Re: interactive generation of URL's

Benjamin Franz (snowhare@netimages.com)
Mon, 15 Jul 1996 08:18:58 -0700 (PDT)


On Mon, 15 Jul 1996, Fred Melssen wrote:

> On one of my sites, people can access a database, by way of a perl
> cgi/method=post form. I'm adding some search utilities to this script.
> The first search is still submitted by a POST method. The results will
> contain URL's, (as if they were submitted by a GET method). This means
> that in theory, an unlimited amount of URL's can be generated.
>
> I can imagine, when robots (altavista) are querying my page, this will
> result in a generation of a *huge* amound of 'new' URL's on the spot, and
> an indexing of these 'URL's. This is not my problem, of course ;)
>
> But what is the best method to avoid this? My CGI-scripts trying to
> identify the robot? Use of robots.txt?...

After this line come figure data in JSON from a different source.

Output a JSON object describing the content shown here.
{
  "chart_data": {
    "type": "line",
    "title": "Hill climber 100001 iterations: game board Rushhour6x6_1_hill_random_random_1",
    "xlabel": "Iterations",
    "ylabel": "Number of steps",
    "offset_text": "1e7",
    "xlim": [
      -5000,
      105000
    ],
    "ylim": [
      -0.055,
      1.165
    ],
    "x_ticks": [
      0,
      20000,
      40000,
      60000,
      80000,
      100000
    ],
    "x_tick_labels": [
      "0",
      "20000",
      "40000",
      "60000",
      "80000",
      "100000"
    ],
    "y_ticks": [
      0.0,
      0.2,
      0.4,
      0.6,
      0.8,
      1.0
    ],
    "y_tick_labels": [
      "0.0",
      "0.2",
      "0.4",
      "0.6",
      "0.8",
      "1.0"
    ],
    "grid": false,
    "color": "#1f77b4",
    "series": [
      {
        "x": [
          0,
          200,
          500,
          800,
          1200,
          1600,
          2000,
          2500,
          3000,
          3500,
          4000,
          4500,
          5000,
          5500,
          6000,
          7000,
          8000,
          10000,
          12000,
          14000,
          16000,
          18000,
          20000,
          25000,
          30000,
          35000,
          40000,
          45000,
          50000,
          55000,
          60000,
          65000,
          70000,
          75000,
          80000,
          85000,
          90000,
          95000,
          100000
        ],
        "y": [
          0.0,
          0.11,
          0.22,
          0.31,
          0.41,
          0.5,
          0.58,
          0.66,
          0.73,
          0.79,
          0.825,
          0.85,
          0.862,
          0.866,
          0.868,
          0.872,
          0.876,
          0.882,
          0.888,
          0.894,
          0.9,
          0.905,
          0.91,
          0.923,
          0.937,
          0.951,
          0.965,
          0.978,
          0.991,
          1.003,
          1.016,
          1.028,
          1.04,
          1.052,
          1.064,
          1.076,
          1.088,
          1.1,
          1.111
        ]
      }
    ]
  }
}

The last. But it doesn't really matter unless the generated page generates
more URL's via HREFs in the infinite URL space. It is reasonably safe to
let the search engines look at result pages that do not link out of
themselves. The robots do not submit 'POST's, so they cannot generate new
pages unless the above condition is met. It isn't possible in general to
detect unknown robots unless they machine gun your server.

-- 
Benjamin Franz